Main Street—Kate’s Walk
Main Street retains much of its nineteenth-century flavor. This is the street that sinister brothel madam Kate walks in East of Eden, making weekly bank deposits. The steamy red-light district was near Salinas’s Chinatown, a few blocks east, where the Long Green, the Elite, and the Arno were located. At the corner of Sausal and California streets was the Palace, Jenny’s place in East of Eden. (Jenny’s real name was Mary Jane Reynolds; she died in 1922 and is buried in the Garden of Memories Cemetery.)

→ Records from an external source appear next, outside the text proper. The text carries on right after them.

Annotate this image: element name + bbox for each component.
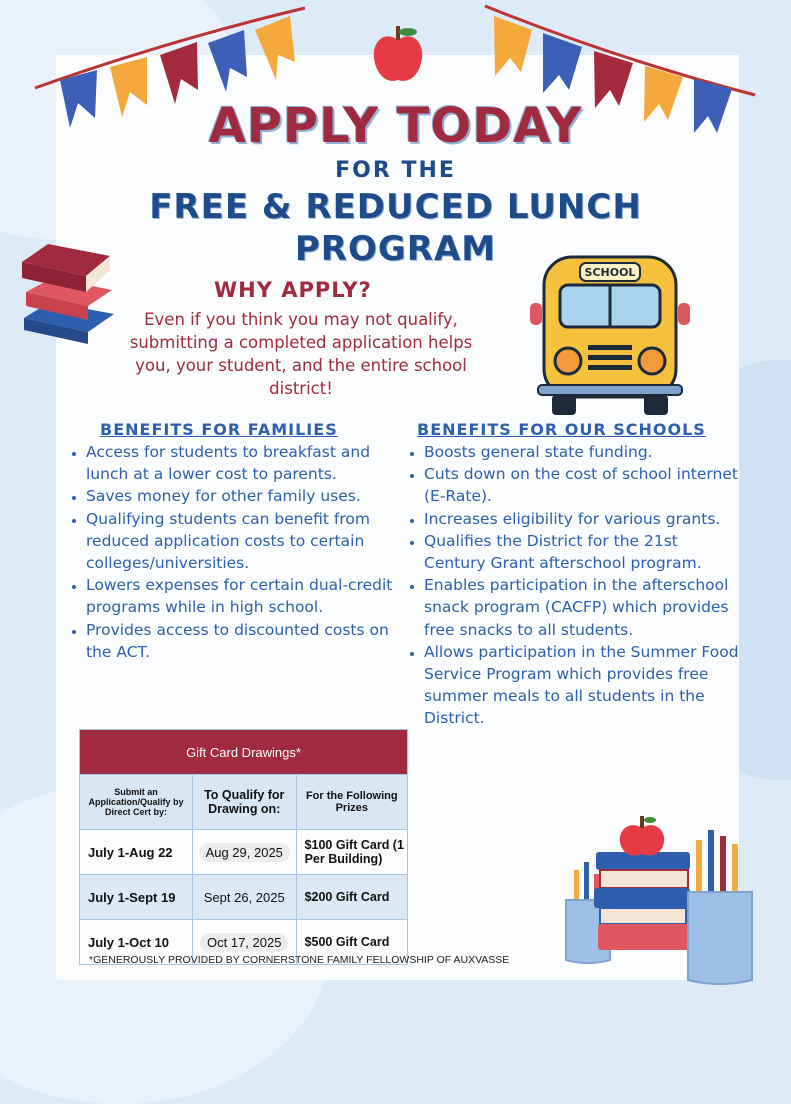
list-item: • Access for students to breakfast and lunch at a lower cost to parents. (86, 441, 402, 485)
table-cell: $500 Gift Card (296, 920, 407, 965)
why-apply-text: Even if you think you may not qualify, submitting a completed application helps you, your student, and the entire school district! (129, 310, 473, 398)
list-item: • Lowers expenses for certain dual-credit programs while in high school. (86, 574, 402, 618)
list-item: • Qualifies the District for the 21st Century Grant afterschool program. (424, 530, 744, 574)
table-cell: $200 Gift Card (296, 875, 407, 920)
column-header: For the Following Prizes (296, 775, 407, 830)
list-item: • Allows participation in the Summer Food Service Program which provides free summer meals to all students in the District. (424, 641, 744, 730)
date-pill: Aug 29, 2025 (199, 843, 290, 862)
table-cell: July 1-Sept 19 (80, 875, 193, 920)
table-cell: $100 Gift Card (1 Per Building) (296, 830, 407, 875)
program-title: FREE & REDUCED LUNCH PROGRAM (149, 187, 642, 269)
list-item: • Boosts general state funding. (424, 441, 744, 463)
list-item: • Qualifying students can benefit from reduced application costs to certain colleges/universities. (86, 508, 402, 575)
gift-card-table (79, 729, 408, 965)
table-cell (192, 830, 296, 875)
column-header: To Qualify for Drawing on: (192, 775, 296, 830)
why-apply-heading: WHY APPLY? (214, 278, 372, 302)
books-stack-icon (18, 236, 118, 354)
footnote: *GENEROUSLY PROVIDED BY CORNERSTONE FAMILY FELLOWSHIP OF AUXVASSE (89, 954, 510, 966)
schools-benefits-list (406, 441, 744, 730)
page-title: APPLY TODAY (208, 98, 583, 154)
page-subtitle-for: FOR THE (335, 158, 456, 183)
school-bus-icon (526, 253, 694, 421)
table-row (80, 830, 408, 875)
list-item: • Increases eligibility for various grants. (424, 508, 744, 530)
families-heading: BENEFITS FOR FAMILIES (100, 420, 338, 439)
table-cell: Sept 26, 2025 (192, 875, 296, 920)
list-item: • Saves money for other family uses. (86, 485, 402, 507)
list-item: • Provides access to discounted costs on the ACT. (86, 619, 402, 663)
list-item: • Enables participation in the afterschool snack program (CACFP) which provides free snacks to all students. (424, 574, 744, 641)
table-cell: July 1-Oct 10 (80, 920, 193, 965)
bus-sign-text: SCHOOL (584, 266, 636, 279)
table-cell: July 1-Aug 22 (80, 830, 193, 875)
table-row (80, 875, 408, 920)
date-pill: Oct 17, 2025 (200, 933, 288, 952)
column-header: Submit an Application/Qualify by Direct Cert by: (80, 775, 193, 830)
families-benefits-list (68, 441, 402, 663)
books-and-pencils-icon (560, 800, 760, 990)
list-item: • Cuts down on the cost of school internet (E-Rate). (424, 463, 744, 507)
apple-icon (370, 22, 426, 88)
schools-heading: BENEFITS FOR OUR SCHOOLS (417, 420, 706, 439)
gift-table-title: Gift Card Drawings* (80, 730, 408, 775)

Kate “always went to the same places—first to the Monterey County Bank where she was admitted behind the shining bars that defended the safe-deposit vault.” Kate’s bank was at 201 Main Street, built in 1907 by architect William Weeks. Kate crossed the street and ”stepped into Porter and Irvine’s” old department store at 210-14 Main Street “and looked at dresses.” At 3:30 she climbed the stairs to the offices over the Farmers’ Mercantile, at 247 Main Street, and went to the doctor’s office, and then stopped at Bell’s Candy, at 242 Main Street, “and bought a two-pound box of mixed chocolates. She never varied her route.” Because the real owner of Bell’s Candy hated houses of ill repute, Steinbeck, turning the screw ever so slightly, had the fictional madam enter the store.